The weight of our own expectations..

It is my nature to place super high expectations on myself and having worked in this industry for more than 2 decades now I know I am not the only one!
The expectations are not limited to my physical abilities but extend well into everyday life as it does with many of you I'm sure.
Recently I had to step back and take a look at my work load and my training load as my body objected in its usual way by breaking down and leaving me in daily pain - which is no fun at all and even more disappointingly self-inflicted by not listening to the things I know my body & sub-conscious are telling me!

I'm sure I am not the only one in this same, worn out old boat :)

The upside to this round of self-reflection is that I didn't need to have the wheels fall completely off the wagon before I took action - getting older in this case does mean getting wiser :)

A few small changes like taking some time off training and get some serious treatment going on my hip / back, changing up my teaching timetable and re-structuring Glow have all meant things are as they should be.

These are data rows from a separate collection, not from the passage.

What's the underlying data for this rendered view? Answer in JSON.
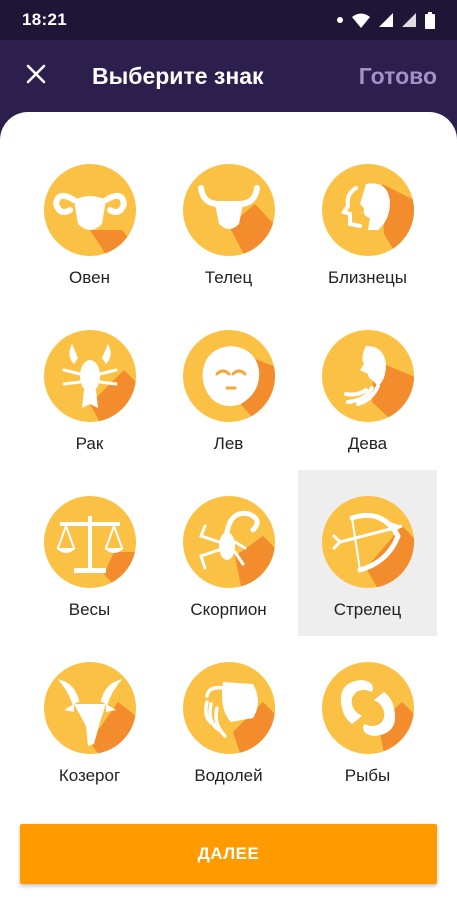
{
  "status_bar": {
    "time": "18:21",
    "icons": [
      "notification-dot-icon",
      "wifi-icon",
      "signal-icon",
      "signal-icon",
      "battery-icon"
    ]
  },
  "app_bar": {
    "title": "Выберите знак",
    "done_label": "Готово",
    "close_icon": "close-icon",
    "background": "#2c1f4d",
    "done_color": "#a292c4"
  },
  "signs": [
    {
      "label": "Овен",
      "icon": "aries-icon",
      "selected": false
    },
    {
      "label": "Телец",
      "icon": "taurus-icon",
      "selected": false
    },
    {
      "label": "Близнецы",
      "icon": "gemini-icon",
      "selected": false
    },
    {
      "label": "Рак",
      "icon": "cancer-icon",
      "selected": false
    },
    {
      "label": "Лев",
      "icon": "leo-icon",
      "selected": false
    },
    {
      "label": "Дева",
      "icon": "virgo-icon",
      "selected": false
    },
    {
      "label": "Весы",
      "icon": "libra-icon",
      "selected": false
    },
    {
      "label": "Скорпион",
      "icon": "scorpio-icon",
      "selected": false
    },
    {
      "label": "Стрелец",
      "icon": "sagittarius-icon",
      "selected": true
    },
    {
      "label": "Козерог",
      "icon": "capricorn-icon",
      "selected": false
    },
    {
      "label": "Водолей",
      "icon": "aquarius-icon",
      "selected": false
    },
    {
      "label": "Рыбы",
      "icon": "pisces-icon",
      "selected": false
    }
  ],
  "colors": {
    "icon_circle": "#fbc145",
    "icon_shadow": "#f28c2c",
    "next_button": "#ff9a00",
    "selected_cell": "#eeeeee"
  },
  "next_button": {
    "label": "ДАЛЕЕ"
  }
}
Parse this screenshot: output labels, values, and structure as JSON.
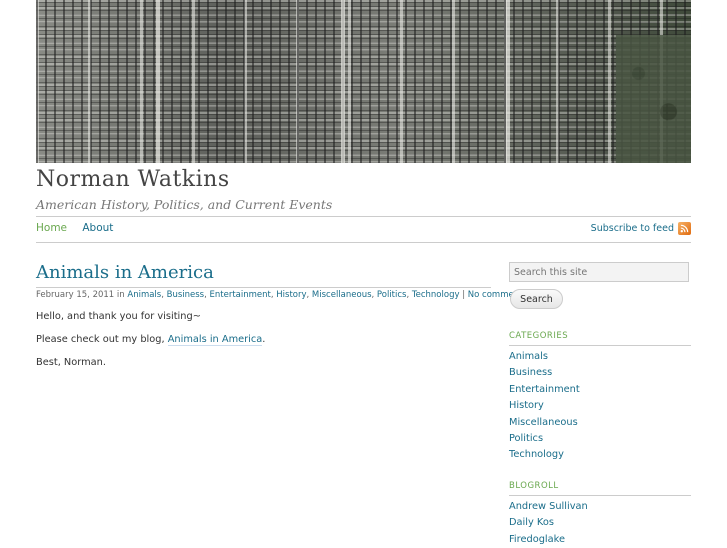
{
  "site": {
    "title": "Norman Watkins",
    "tagline": "American History, Politics, and Current Events"
  },
  "nav": {
    "items": [
      {
        "label": "Home"
      },
      {
        "label": "About"
      }
    ],
    "subscribe_label": "Subscribe to feed",
    "subscribe_icon": "rss-feed-icon"
  },
  "post": {
    "title": "Animals in America",
    "date": "February 15, 2011",
    "in_word": "in",
    "categories": [
      "Animals",
      "Business",
      "Entertainment",
      "History",
      "Miscellaneous",
      "Politics",
      "Technology"
    ],
    "separator": ",",
    "comments_sep": "|",
    "comments_label": "No comments",
    "paragraphs": {
      "p1": "Hello, and thank you for visiting~",
      "p2_prefix": "Please check out my blog, ",
      "p2_link": "Animals in America",
      "p2_suffix": ".",
      "p3": "Best, Norman."
    }
  },
  "sidebar": {
    "search_placeholder": "Search this site",
    "search_button": "Search",
    "categories_title": "CATEGORIES",
    "categories": [
      "Animals",
      "Business",
      "Entertainment",
      "History",
      "Miscellaneous",
      "Politics",
      "Technology"
    ],
    "blogroll_title": "BLOGROLL",
    "blogroll": [
      "Andrew Sullivan",
      "Daily Kos",
      "Firedoglake"
    ]
  },
  "colors": {
    "link": "#1a6d8a",
    "accent_green": "#6aa84f",
    "feed_orange": "#e06b0f"
  }
}
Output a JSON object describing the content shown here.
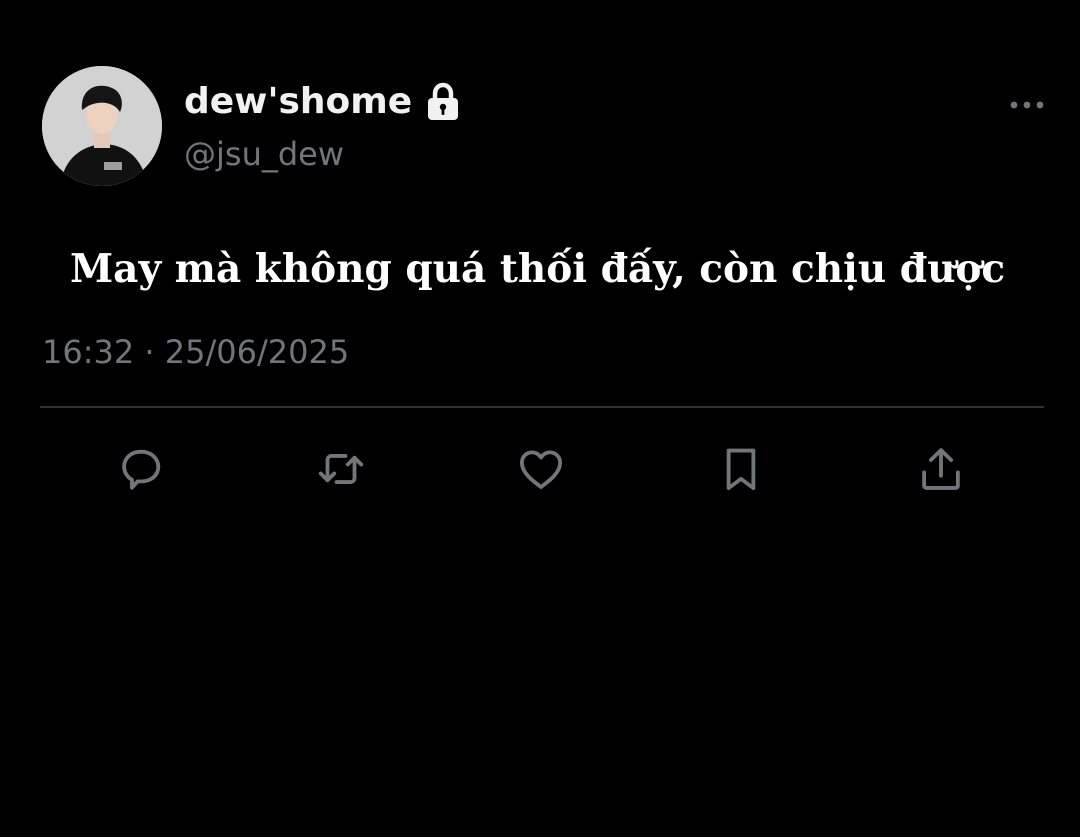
{
  "profile": {
    "display_name": "dew'shome",
    "handle": "@jsu_dew",
    "avatar_icon": "avatar-photo",
    "protected_icon": "lock-icon"
  },
  "tweet": {
    "text": "May mà không quá thối đấy, còn chịu được",
    "timestamp": "16:32 · 25/06/2025"
  },
  "actions": [
    {
      "icon": "reply-icon"
    },
    {
      "icon": "retweet-icon"
    },
    {
      "icon": "like-icon"
    },
    {
      "icon": "bookmark-icon"
    },
    {
      "icon": "share-icon"
    }
  ],
  "more_icon": "more-options-icon",
  "colors": {
    "background": "#000000",
    "text_primary": "#ffffff",
    "text_secondary": "#71767b",
    "divider": "#2f3336",
    "icon": "#71767b"
  }
}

Less stress, less workload (and a more enjoyable way of doing things) and fingers crossed I am on my way to being relatively pain free again.

I was about to take on more, expect more of my body by taking on more training (training that was not going to be good for it) and by taking on more work that I just don't need - I just don't like to say NO to anything in case I miss out on something!! Damn my crazy nature!

This valuable round of self-reflection reminds me of when I first started competing in taekwondo.
At the club I was training at I was considered one of the best.
Everyone expected me to win my first fight including me.
Losing was simply not an option - I mean how mortifying not to live up to everyones expectations!!

Well..the day of the fight came around and I had already worn myself out from the stress and anxiety before I even got there!

Long story short I should have won but got a bit of white line fever!
I lost the fight by a point but lost 3 points punching the girl in the face (sooo not allowed, we can kick the face we just can't punch it).

I was mortified!

My fight was one of the first of the day and we stayed at the venue till late in the afternoon - I just wanted to go home and die.

I had class the next night and I couldn't make myself go, I knew I would go back but I just needed to lick my wounds a bit.

At the time that class finished one of my fellow students called me and told me they all missed me at class and to make sure I got my butt there on Thursday.

It was hard going back, it was hard to face everyone and it was hard to face the fact I didn't win but I put on my big girl pants and went back to class and had a great night.

Not winning (have a hard time with that other word starting with "L") inspired me to be 100% prepared for future fights and to not leave anything on the matts in training but the other thing it did for me was take the pressure off and put things in perspective.

I mean no-one died and I still had all of my teeth!

I decided there and then to learn from the fight and use it as an education.

For a long time despite all of that the expectations I placed on myself took all of the fun out of competing.
When you are trying not to lose you are not trying to win - I won but didn't feel I did it well.

After I had my kids I still competed - Cody was 5 months old when I had my first fight after his birth and everyone was shocked that I could do that.


Things changed then, I had exceeded everyone else's expectations and I no longer felt I had anything to prove.

I didn't lose a fight from then on and I was much, much more relaxed about the whole process.

The weight of my own expectations was holding me back, as it still does from time to time.

As you know I like to shoot for the stars but ambition and striving for success and excellence can be hindered by the weight of our self imposed expectations.


Enormous expectations can be paralysing and stunt your personal growth because you fear failure so much.

SO... take some time to reflect on the expectations you have of yourself and see if you can lighten the load a bit.